Kings County Distillery was founded in 2010 by Colin Spoelman and David Haskell and is the oldest operating whiskey distillery in New York City — a title that sounds small until you realise how much of American whiskey history was erased by Prohibition. The distillery occupies the Paymaster Building in the Brooklyn Navy Yard, a handsome red-brick structure built in 1899, and has become one of the defining names of the modern American craft whiskey revival.
The flagship bourbon is made from a two-grain mash bill — 70% New York organic corn and 30% English malted barley — which is unusual for bourbon, where rye or wheat typically plays the flavouring grain. The barley-heavy recipe owes something to Scotch-whisky thinking and gives the whiskey a softer, maltier voice than a traditional Kentucky bourbon.
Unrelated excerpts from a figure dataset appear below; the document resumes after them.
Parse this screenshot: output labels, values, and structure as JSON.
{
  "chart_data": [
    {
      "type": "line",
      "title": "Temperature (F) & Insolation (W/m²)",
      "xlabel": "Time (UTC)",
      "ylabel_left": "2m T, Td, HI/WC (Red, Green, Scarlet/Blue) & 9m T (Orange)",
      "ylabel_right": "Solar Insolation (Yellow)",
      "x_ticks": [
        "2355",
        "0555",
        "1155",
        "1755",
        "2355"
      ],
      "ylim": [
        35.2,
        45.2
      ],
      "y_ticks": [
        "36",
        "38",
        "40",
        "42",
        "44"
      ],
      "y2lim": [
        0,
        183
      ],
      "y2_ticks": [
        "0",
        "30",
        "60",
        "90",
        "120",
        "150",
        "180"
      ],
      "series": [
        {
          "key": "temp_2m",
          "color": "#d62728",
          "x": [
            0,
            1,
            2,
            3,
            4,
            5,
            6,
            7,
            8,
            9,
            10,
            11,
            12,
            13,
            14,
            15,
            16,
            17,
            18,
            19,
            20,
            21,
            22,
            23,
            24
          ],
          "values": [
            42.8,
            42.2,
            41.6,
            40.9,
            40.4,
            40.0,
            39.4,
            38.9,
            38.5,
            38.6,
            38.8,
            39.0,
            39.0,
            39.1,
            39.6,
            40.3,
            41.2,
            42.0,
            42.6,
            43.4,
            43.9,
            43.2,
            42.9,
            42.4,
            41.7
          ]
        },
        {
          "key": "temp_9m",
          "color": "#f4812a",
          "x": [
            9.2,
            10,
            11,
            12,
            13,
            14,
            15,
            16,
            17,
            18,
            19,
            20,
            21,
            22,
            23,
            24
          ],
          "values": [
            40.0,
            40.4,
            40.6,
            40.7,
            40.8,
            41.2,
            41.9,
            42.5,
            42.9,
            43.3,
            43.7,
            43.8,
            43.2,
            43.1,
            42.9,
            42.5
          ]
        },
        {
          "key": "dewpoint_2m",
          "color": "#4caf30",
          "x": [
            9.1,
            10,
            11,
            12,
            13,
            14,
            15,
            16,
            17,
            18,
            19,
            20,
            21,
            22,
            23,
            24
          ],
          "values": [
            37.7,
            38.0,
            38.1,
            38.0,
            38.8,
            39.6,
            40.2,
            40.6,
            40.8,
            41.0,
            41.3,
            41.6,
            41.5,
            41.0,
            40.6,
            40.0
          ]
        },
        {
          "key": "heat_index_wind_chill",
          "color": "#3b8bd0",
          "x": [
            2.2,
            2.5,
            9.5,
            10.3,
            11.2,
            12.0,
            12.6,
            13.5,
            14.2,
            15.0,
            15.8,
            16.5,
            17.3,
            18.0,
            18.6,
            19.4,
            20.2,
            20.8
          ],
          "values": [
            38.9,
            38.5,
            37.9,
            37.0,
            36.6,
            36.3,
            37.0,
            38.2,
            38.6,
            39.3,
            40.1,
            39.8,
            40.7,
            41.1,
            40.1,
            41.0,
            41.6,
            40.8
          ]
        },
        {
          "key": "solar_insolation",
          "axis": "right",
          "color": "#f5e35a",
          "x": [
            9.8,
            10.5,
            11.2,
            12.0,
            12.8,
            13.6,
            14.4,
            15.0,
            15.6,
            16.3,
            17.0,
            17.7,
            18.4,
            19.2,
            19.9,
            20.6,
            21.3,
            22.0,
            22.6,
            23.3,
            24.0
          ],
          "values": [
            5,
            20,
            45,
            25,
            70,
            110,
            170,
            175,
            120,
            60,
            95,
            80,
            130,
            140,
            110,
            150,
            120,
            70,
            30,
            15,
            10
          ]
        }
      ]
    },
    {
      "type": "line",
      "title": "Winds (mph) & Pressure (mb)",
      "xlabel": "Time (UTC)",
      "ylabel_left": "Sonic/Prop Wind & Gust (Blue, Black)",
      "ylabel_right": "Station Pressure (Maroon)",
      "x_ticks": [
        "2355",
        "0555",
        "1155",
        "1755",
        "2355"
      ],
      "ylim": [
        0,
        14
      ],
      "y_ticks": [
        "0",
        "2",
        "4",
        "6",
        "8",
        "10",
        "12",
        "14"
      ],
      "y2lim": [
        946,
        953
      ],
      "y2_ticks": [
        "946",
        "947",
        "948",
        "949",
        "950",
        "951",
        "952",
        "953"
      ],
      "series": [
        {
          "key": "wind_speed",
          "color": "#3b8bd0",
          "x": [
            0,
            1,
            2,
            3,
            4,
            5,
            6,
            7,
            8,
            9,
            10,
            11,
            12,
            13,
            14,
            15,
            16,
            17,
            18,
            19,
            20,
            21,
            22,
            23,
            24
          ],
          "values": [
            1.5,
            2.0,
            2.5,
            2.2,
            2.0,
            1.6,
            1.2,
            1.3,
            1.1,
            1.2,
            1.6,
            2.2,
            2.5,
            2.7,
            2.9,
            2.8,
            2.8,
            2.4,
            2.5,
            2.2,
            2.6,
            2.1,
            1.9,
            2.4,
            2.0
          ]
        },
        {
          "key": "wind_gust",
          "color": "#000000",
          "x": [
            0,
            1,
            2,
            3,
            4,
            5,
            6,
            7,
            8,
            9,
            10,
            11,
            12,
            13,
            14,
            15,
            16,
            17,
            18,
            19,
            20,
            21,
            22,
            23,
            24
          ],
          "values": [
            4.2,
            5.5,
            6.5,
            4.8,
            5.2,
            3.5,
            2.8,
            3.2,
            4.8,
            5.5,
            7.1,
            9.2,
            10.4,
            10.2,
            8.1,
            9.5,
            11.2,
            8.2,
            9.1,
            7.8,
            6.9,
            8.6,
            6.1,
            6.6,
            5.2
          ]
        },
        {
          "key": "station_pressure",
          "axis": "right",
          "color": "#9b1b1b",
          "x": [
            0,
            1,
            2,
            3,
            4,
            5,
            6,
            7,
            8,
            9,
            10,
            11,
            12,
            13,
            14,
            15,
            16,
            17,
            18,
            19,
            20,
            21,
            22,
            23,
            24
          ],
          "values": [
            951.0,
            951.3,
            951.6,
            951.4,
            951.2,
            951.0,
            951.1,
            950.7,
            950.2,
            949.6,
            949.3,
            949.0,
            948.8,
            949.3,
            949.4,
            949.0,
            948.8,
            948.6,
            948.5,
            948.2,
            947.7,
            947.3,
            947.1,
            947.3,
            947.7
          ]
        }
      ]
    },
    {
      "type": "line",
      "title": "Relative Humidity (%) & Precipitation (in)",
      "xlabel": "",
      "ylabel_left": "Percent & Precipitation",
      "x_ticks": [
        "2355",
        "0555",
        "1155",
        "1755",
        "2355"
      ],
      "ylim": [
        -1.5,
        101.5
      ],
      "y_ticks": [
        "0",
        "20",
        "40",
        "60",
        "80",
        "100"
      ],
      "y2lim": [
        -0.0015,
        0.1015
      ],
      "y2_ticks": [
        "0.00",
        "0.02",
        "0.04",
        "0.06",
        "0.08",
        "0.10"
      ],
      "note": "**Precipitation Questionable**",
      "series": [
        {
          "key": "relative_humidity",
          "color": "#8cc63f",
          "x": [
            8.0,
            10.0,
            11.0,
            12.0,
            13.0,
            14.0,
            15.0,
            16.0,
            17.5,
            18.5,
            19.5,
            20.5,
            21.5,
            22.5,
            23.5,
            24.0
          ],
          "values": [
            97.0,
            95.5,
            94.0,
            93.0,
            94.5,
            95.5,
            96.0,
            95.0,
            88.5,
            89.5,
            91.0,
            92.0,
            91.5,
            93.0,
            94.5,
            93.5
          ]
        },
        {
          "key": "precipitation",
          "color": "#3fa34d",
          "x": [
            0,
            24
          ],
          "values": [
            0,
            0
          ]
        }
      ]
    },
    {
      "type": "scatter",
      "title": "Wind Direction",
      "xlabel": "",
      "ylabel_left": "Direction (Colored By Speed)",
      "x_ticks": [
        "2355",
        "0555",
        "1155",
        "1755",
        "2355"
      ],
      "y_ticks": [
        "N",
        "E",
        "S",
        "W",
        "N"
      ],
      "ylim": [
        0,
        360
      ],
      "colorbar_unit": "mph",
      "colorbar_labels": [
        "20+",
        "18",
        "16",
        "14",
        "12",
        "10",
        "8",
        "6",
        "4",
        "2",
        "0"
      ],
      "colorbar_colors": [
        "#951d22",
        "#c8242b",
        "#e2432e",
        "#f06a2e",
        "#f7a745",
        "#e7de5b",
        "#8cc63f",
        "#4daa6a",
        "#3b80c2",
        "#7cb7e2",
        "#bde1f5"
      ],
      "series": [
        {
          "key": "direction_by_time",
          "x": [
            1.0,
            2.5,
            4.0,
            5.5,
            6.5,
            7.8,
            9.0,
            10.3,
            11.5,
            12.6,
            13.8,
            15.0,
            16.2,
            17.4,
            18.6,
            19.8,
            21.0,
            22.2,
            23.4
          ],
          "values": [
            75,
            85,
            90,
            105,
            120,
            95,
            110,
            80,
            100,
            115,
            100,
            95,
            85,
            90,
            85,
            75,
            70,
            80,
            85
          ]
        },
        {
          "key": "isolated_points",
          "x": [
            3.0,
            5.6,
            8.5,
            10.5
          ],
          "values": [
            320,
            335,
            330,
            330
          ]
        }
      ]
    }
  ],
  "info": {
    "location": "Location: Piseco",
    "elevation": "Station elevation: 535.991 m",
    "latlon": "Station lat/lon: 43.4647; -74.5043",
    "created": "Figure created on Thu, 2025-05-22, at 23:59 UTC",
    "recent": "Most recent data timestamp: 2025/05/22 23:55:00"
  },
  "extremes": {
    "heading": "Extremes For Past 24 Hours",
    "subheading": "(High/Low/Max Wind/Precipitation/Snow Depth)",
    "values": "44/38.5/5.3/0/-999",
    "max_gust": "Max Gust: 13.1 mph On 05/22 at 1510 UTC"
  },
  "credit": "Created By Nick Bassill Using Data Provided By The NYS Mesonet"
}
Spoelman grew up in Harlan County, Kentucky, and the distillery's origin story is partly a Kentucky boy's attempt to make Kentucky-style whiskey in Brooklyn. Early batches were aged in small barrels, following the craft playbook, but the distillery has since moved toward larger cooperage as stocks have matured. The result is a bourbon that feels both urban and agricultural — New York corn, English malt, Brooklyn brick, Kentucky soul.
In the glass, it is gentle and bright, not the pepper-and-proof version of craft bourbon you might expect. The malt shows, the corn sings, and the oak stays polite. It tastes like a distillery that has stopped trying to prove anything and is now just making its whiskey, carefully, in a brick building by the East River.
Brooklyn's quiet, confident bourbon classic.